CHAPITRE I LA PRUDENTE CONSECRATION DES LIBERTES DE
CIRCULATION, D'ETABLISSEMENT ET DE PRESTATION DE SERVICES
Le traité instituant l'UDEAC consacrait
déjà le principe de la libre circulation des facteurs de
production au sein de l'Union, même s'il est resté très
évasif sur les précisions juridiques du concept. En effet,
à ce sujet, ledit Traité renvoyait purement et simplement aux
dispositions de la Convention sur la libre circulation des personnes et le
droit d'établissement signée par les Etats dans le cadre de
l'Union Africaine et Malgache, qui elle, n'était qu'une organisation
politique non durable regroupant les anciennes colonies françaises
d'Afrique.19 La Convention commune de Brazzaville20
marque une volonté politique de la part des Etats de conférer aux
ressortissants de l'Union la possibilité de se mouvoir sur toute son
étendue. Cependant, comme signalé plus haut, il ne s'agit que
d'une consécration qui ne tient en compte que les productifs, à
savoir, les touristes, hommes d'affaires, travailleurs et professionnels
indépendants.21
La CEMAC va continuer dans la même lancée et va
conférer la possibilité de se déplacer sans entraves dans
la Communauté à une catégorie bien
déterminée de personnes, d'où sa volonté est
qualifiée de prudente (section 1). Le législateur communautaire
considère en outre que le libre établissement ainsi que la libre
prestation des services constituent les corollaires de la libre circulation des
personnes22 (section 2). Il y a donc une nette évolution par
rapport à la Convention UDEAC précitée puisque celle-ci ne
prévoyait pas la libre prestation des services.

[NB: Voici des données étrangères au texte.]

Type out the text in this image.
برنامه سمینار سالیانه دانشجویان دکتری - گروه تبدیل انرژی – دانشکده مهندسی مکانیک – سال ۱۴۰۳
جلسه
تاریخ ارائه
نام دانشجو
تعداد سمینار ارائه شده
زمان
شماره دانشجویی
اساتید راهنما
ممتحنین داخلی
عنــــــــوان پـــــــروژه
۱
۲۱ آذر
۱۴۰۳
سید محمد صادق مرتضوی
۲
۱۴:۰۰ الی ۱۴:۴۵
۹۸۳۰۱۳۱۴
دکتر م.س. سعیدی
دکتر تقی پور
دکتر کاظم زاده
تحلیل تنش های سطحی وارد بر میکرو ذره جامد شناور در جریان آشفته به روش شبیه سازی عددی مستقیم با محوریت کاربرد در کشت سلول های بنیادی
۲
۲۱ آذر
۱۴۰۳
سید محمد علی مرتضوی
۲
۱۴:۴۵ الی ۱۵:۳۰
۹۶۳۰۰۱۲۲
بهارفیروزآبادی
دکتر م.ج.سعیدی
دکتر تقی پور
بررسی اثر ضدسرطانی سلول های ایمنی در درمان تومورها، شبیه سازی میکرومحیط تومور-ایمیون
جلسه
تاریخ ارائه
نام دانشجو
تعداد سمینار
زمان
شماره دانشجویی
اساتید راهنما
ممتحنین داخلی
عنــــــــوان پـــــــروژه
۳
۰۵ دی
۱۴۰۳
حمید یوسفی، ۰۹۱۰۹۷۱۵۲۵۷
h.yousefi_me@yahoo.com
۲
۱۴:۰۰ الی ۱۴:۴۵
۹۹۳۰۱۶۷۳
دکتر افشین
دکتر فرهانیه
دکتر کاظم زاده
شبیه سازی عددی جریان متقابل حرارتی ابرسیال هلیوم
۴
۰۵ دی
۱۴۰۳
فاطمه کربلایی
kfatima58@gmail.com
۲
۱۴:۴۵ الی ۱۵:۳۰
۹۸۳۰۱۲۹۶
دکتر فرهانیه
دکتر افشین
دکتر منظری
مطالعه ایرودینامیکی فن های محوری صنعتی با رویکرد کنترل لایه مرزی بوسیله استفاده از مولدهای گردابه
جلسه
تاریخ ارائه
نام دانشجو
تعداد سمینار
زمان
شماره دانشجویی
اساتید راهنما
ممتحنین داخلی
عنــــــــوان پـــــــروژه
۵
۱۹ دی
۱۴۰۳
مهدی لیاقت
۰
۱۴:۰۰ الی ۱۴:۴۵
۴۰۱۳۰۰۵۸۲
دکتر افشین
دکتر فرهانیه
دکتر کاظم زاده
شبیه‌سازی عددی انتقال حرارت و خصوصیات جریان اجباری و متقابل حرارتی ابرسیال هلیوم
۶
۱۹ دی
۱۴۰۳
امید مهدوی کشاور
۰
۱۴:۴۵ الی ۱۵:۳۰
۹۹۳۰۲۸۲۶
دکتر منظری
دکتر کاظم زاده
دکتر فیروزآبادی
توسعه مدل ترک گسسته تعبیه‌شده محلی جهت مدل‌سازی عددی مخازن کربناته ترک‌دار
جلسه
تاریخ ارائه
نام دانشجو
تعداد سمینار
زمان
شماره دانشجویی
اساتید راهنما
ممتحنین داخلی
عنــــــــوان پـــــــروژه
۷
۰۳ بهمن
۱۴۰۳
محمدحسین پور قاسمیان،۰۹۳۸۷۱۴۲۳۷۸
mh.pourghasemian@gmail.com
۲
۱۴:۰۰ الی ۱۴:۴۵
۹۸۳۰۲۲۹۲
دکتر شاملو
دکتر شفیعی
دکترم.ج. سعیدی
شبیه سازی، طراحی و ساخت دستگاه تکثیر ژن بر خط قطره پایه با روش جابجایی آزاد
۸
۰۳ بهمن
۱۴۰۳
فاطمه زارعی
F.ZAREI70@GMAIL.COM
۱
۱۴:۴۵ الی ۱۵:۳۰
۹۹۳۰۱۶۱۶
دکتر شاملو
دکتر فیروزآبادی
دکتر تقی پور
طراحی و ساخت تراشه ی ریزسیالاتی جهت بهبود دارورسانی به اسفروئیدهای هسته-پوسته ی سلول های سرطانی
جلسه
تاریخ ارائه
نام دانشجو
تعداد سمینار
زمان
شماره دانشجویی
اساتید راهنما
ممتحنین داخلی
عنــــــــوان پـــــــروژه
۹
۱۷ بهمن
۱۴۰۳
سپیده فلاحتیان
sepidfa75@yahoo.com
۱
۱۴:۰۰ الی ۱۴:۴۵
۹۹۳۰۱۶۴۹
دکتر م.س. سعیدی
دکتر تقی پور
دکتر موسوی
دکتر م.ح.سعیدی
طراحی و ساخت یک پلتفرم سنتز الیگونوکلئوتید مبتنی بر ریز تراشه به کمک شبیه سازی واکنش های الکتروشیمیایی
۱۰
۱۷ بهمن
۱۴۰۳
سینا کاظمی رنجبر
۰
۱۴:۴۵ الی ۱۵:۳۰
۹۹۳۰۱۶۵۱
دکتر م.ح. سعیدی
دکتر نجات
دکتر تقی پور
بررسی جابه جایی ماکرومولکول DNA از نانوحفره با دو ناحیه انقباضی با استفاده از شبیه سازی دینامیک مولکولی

Section 1 : LA LIBERTE DE CIRCULATION
C'est l'aspect le plus saillant et sans doute le plus
important de tout processus d'intégration. En effet, la doctrine estime,
non sans raison, que la libre circulation des ressortissants d'une
Communauté intégrative marque bien souvent le pas propulseur qui
ouvre la voie à toutes les autres libertés
communautaires.23 C'est dire toute l'importance qui est
attachée à cette liberté à laquelle le
législateur communautaire a voulu rester fidèle. L'article 27
alinéa (a) de la Convention régissant l'UEAC fixe les tenants et
les aboutissants de cette
19 Cf GNIMPIEBA TONNANG (E) : La libre circulation
des personnes et des services en Afrique Centrale : entre consécrations
théoriques et hésitations politiques » in Juridis
Périodique N° 71 Juillet-Août-Septembre 2007, p.87.
20 Il s'agit de la Convention Commune sur la libre
circulation des personnes et le droit d'établissement dans l'Union
Douanière et Economique des Etats de l'Afrique Centrale signée
à Brazzaville le 22 décembre 1972.
21 Article 2 Convention précitée.
22 Ces trois notions sont traitées dans un seul
et même article, à savoir l'article 27 de la Convention
régissant l'UEAC.
23 HREBLAY (V) : La libre circulation des
personnes. Les accords de Schengen PUF Politique d'aujourd'hui,, 1997,
page 11.
liberté, et comme nous l'avons dit plus haut ne l'accorde
qu'aux seuls agents économiques (para. 1). Par ailleurs, de nombreux
droits sont rattachés à cette liberté de circulation
(para. 2).
Para. 1 : LE CARACTERE RESTRICTIF : LA LIBRE CIRCULATION DES
SEULS AGENTS ECONOMIQUES
Prévue à l'article 2 alinéa (c) au titre
des objectifs de l'Union Economique, la libre circulation est
échelonnée dans sa réalisation par les articles 4 et 5 qui
prévoient successivement son initiation au cours de la première
étape de cinq ans et son accomplissement à l'issue d'une
période de dix ans à compter de l'entrée en vigueur de la
Convention sur l'Union Economique. Elle est ensuite précisée
à l'article 13 comme condition de réalisation du Marché
Commun et n'est finalement vraiment traitée qu'à l'article 27.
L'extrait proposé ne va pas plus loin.